Need more?, check out PubChem phenolate is C6H5O- not C6H6O-:

https://pubchem.ncbi.nlm.nih.gov/compound/phenolate#section=Top

johnmay commented 7 years ago

It's a misconception you can "correct" for charge:

image c1cccc[n+]1C

johnmay commented 7 years ago

After some thought... I realised it's reasonable to have a (de)protonate method on formulas. However this will likely be something you should do after the initialization.

glucose <- get.formula("C6H12O6")
glucose.adjustProtonation(-1) // e.g.
// C6H11O6

The charge param is redundant BTW @rajarshi, the parser handles the charge just need square brackets:

hcl <- get.formula("HCl")
chloride <- get.formula("[Cl]-")

... actually makes it clearer what was wrong, I think that's a moderately new feature though so explains why the charge is as a parameter here.

michaelwitting commented 7 years ago

Hi there... Sorry for the late answer.

What would like to be able to use CDK/RCDK for is to predict the isotopic pattern of adducts in mass spectrometry, e.g. [M+H]+ adducts. This would not only include protonation and deprotonation but also sodiation [M+Na]+ and chlorine adducts in neg mode [M+Cl]-.

To stay with the glucose example, I would have the formula [C6H12O6Na]+ of Glucose detected as [M+Na]+ adduct and from this I would like to have the isotopic pattern for the sodiated molecule.

Might this be possible?

johnmay commented 7 years ago

Hmm, I don't quite understand but shouldn't [C6H12O6Na]+ and C6H12O6Na have the same mass?

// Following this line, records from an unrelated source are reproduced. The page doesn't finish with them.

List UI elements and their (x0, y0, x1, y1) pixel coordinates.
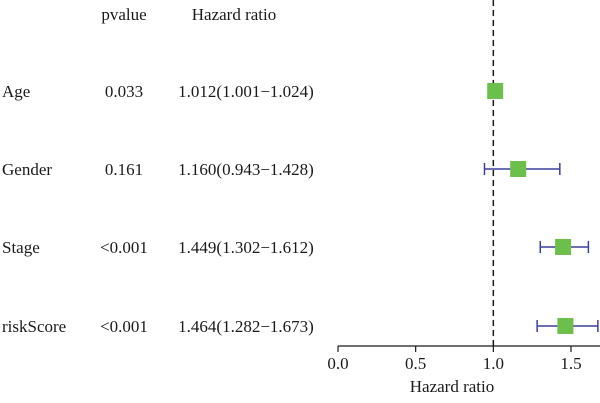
rows-layer: Age 0.033 1.012(1.001−1.024) Gender 0.161 1.1… (2, 82, 314, 336)
row-hazard-ratio: 1.464(1.282−1.673) (178, 317, 314, 336)
row-pvalue: <0.001 (100, 238, 148, 257)
row-label: Age (2, 82, 30, 101)
row-hazard-ratio: 1.012(1.001−1.024) (178, 82, 314, 101)
row-label: Gender (2, 160, 52, 179)
pvalue-header: pvalue (101, 5, 146, 24)
hr-marker (557, 318, 574, 334)
row-hazard-ratio: 1.160(0.943−1.428) (178, 160, 314, 179)
row-hazard-ratio: 1.449(1.302−1.612) (178, 238, 314, 257)
x-tick-label: 0.5 (405, 354, 426, 373)
row-pvalue: 0.161 (105, 160, 143, 179)
x-tick-label: 1.5 (560, 354, 581, 373)
row-pvalue: 0.033 (105, 82, 143, 101)
hr-marker (510, 161, 527, 177)
x-tick-label: 1.0 (483, 354, 504, 373)
x-axis-label: Hazard ratio (410, 377, 494, 396)
row-label: riskScore (2, 317, 66, 336)
x-tick-label: 0.0 (327, 354, 348, 373)
hazard-ratio-header: Hazard ratio (192, 5, 276, 24)
hr-marker (555, 239, 572, 255)
row-label: Stage (2, 238, 40, 257)
hr-marker (487, 83, 504, 99)
row-pvalue: <0.001 (100, 317, 148, 336)
plot-area: 0.0 0.5 1.0 1.5 (327, 0, 600, 373)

michaelwitting commented 7 years ago

No, because in [C6H12O6Na]+ there is a Na+ attached, in C6H12O6Na a Na. The mass of a electron is the different between the two.

johnmay commented 7 years ago

That does make sense... so the other way round C6H12O5 and [C6H12O5]- you want the negatively charge one to weight one electron more. This is in theory possible but the simplest fix here sounds like you can just add/remove the e- weight yourself right?

johnmay commented 7 years ago

Okay.. now I see the actual problem... urgh the IsotopePattern class is a pain to patch (has been abandoned in the code base).

michaelwitting commented 7 years ago

Yes. C6H12O5- is C6H12O6 - H+, so basically it is C6H12O5 + e-.